第2回 新規性の審査って、どんな審査?

<出願発明と同一の構成要件を備えた公知の発明を探す>

 出願された発明(以下、「出願発明」と言います)の新規性は、出願前に出願発明と同一の発明が公知になっていれば、その公知の発明によって否定されます。
 従って、出願発明の新規性の審査は、出願前に公知となっている、出願発明と同一の構成を有する発明の有無を調査することと言えます。
 実際の審査では、主に出願前に全世界で公開されている特許文献(実用新案登録文検を含む)の中に、出願発明と同一の構成を有する発明が記載された特許文献があるか否かを調査しています。

<出願人は、保護を受けたい発明の構成要件を特定しなければならない>

 特許法に規定される保護対象の「発明」は「自然法則を利用した技術的思想の創作のうち高度のもの」(特許法第2条)です。
 「高度のもの」は「実用新案法の考案よりも高度のもの」という意味で、「創作」は「新しいものを作り出す」という意味ですので、特許法が保護する「発明」は、実質的に「新規に創作した自然法則を利用した技術的思想」ということができます。
 技術者の創作活動の観点で見れば、「新規に創作した、自然法則を利用した技術的思想」は、「技術的課題を有する従来の構成に対して、その技術的課題を解決する新しい技術的な構成を追加したもの、若しくは技術的課題を有する構成を技術的課題を生じない構成に置換して創作したもの」と言い換えることができます。

 創作した発明について特許を受けるには、特許出願の出願人は「特許請求の範囲」を作成し、願書に添付して特許庁長官に申請する必要があります(特許法第36条)。
 「特許請求の範囲」は、創作した発明のうち、出願人が保護を受けたいと思う範囲を特定したもので、具体的には、創作した発明が備える、技術的課題を解決するために必要かつ十分な構成要件を特定したものです。

 例えば、円形の断面形状を有する従来の筆記具(例えば、鉛筆)に対して、机上で転がり易いという技術的課題を解決するために、技術者が軸体に筆記具の机上での回転動作を防止する機構を設けた筆記具を創作した場合、出願人はその筆記具の構成要件を、例えば、下記の【請求項1】のように特定します。
 【請求項1】
 A.線状の芯材と、
 B.前記線状の芯材を支持及び保護する、棒状の軸体と、
 C.前記軸体に設けられた、当該軸体を机上に載置したときの回転動作を防止する回転防止部と、
 D.を備えた筆記具

<出願発明の全ての構成要件が一致している先行技術文献を探す>

 出願発明と同一の特許文献とは、その特許文献に記載された発明(以下、「公知発明」と言います)の全ての構成要件が出願発明の対応する構成要件と一致しているものです。
 上記の筆記具の新規性の審査では、出願時に公開されている世界中の特許文献(以下、「先行技術文献」と言います)の中に、請求項1の記載の構成要件A,B,Cが全て一致している筆記具Dが記載された特許文献(このような文献を「X文献」と言います)を探すことになります。

 構成要件が一致するとは、当該構成要件を定義している技術要素が完全に一致していることです。
 上記の筆記具Dの例では、構成要件Aの技術要素は「芯材」と「芯材が線状である」です。
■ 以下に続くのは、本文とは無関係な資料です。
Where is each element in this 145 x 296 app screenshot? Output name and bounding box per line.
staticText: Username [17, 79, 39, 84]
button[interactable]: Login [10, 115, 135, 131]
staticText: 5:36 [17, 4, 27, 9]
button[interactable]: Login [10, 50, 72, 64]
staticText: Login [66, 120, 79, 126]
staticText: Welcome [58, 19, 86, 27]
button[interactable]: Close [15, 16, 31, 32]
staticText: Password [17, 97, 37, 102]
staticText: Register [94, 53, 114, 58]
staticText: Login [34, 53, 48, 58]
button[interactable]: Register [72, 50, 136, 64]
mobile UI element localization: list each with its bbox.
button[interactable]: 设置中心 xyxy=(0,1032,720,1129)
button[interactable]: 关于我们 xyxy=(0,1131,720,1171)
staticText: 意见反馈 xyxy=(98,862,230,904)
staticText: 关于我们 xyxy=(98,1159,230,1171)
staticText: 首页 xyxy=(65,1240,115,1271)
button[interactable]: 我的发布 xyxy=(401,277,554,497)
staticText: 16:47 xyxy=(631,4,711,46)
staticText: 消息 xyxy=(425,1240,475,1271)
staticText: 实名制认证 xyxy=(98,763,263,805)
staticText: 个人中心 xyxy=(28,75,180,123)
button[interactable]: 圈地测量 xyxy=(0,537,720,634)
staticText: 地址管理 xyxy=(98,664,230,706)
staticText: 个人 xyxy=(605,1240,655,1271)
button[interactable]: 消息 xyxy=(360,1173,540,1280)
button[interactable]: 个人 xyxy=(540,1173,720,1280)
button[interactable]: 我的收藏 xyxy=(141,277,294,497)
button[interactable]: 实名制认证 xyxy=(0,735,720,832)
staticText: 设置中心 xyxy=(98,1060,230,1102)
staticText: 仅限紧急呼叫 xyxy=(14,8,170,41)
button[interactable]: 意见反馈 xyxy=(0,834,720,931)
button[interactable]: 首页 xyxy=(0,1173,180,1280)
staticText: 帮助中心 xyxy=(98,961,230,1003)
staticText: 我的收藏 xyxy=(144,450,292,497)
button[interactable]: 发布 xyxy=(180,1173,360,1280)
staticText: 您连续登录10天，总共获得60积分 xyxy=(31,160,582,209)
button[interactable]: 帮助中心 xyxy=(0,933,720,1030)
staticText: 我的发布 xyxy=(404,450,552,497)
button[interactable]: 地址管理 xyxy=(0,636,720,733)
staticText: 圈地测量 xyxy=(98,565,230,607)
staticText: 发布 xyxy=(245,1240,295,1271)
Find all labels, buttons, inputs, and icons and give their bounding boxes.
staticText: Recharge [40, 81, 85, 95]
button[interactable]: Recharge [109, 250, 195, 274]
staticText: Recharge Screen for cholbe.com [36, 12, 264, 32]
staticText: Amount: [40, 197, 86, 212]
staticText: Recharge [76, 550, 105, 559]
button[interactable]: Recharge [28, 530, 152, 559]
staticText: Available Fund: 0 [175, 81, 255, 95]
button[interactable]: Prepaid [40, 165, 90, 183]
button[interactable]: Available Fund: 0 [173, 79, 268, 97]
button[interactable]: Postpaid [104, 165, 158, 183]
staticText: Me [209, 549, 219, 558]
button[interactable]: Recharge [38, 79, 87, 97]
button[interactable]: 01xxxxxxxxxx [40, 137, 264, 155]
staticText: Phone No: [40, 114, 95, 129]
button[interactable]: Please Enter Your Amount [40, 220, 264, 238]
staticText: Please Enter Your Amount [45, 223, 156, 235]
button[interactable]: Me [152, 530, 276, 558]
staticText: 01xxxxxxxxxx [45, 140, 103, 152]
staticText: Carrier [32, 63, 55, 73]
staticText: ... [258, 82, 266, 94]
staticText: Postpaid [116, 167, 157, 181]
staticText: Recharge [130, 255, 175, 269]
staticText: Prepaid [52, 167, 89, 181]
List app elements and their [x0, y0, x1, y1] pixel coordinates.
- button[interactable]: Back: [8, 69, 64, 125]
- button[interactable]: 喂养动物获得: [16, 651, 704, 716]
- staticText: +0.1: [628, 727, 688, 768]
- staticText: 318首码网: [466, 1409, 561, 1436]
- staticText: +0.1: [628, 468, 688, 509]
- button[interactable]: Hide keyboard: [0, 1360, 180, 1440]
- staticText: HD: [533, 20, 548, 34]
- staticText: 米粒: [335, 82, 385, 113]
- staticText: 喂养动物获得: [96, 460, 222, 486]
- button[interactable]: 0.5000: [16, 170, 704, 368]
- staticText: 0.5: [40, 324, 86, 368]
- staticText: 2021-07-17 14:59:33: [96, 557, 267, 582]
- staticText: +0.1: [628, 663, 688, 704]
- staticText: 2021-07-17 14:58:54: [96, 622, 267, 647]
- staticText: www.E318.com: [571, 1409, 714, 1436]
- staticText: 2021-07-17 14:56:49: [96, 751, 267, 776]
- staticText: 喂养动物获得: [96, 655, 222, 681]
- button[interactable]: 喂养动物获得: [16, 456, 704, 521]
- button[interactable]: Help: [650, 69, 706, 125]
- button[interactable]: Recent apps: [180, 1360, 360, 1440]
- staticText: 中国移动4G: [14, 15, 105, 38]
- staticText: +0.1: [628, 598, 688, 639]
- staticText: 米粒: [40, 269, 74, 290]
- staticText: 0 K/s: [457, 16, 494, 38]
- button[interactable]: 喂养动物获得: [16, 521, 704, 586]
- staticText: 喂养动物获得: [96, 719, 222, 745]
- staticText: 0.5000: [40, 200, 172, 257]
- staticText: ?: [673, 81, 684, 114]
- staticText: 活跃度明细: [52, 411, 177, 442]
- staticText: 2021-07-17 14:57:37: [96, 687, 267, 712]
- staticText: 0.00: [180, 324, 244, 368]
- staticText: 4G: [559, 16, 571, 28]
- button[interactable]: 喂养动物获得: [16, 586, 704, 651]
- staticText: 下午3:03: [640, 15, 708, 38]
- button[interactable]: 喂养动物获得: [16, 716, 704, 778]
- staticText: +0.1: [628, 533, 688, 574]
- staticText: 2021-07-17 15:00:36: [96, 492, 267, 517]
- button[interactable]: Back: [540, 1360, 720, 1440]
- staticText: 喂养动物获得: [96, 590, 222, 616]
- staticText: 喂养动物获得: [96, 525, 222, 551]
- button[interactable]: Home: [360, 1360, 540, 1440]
「芯材」はあるが、その心材が線状ではない場合は、構成要件Aと同一ではありません。
 また、構成要件Bの技術要素は「軸体」と「軸体は棒状である」、「軸体が線状の芯材を支持及び保護している」です。「軸体」はあるが、その軸体が棒状ではない場合やその軸体が芯材を支持若しくは保護していない場合は、構成要件Bと同一ではありません。
 また、構成要件Cの技術要素は「軸体に回転防止部が設けられている」と「回転防止部は軸体を机上に載置した時に当該軸体の回転動作を防止する」です。「回転防止部」はあるが、その回転防止部が軸体を机上に載置した時の回転動作を防止するものではない場合やその回転防止部が軸体に設けられていない場合は構成要件Cではありません。
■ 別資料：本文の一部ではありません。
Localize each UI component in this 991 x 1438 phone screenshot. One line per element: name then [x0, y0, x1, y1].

 新規性の審査は、X文献を探すだけの作業ですが、出願発明との同一性の判断が厳しく、出願発明の構成要件に特別な限定要素が記載されていると、X文献を探すことは難しくなります。
 また、X文献により新規性が否定されたとしてもそのX文献に記載されていない内容に構成要件を修正すれば、新規性の拒絶理由を解消することができます。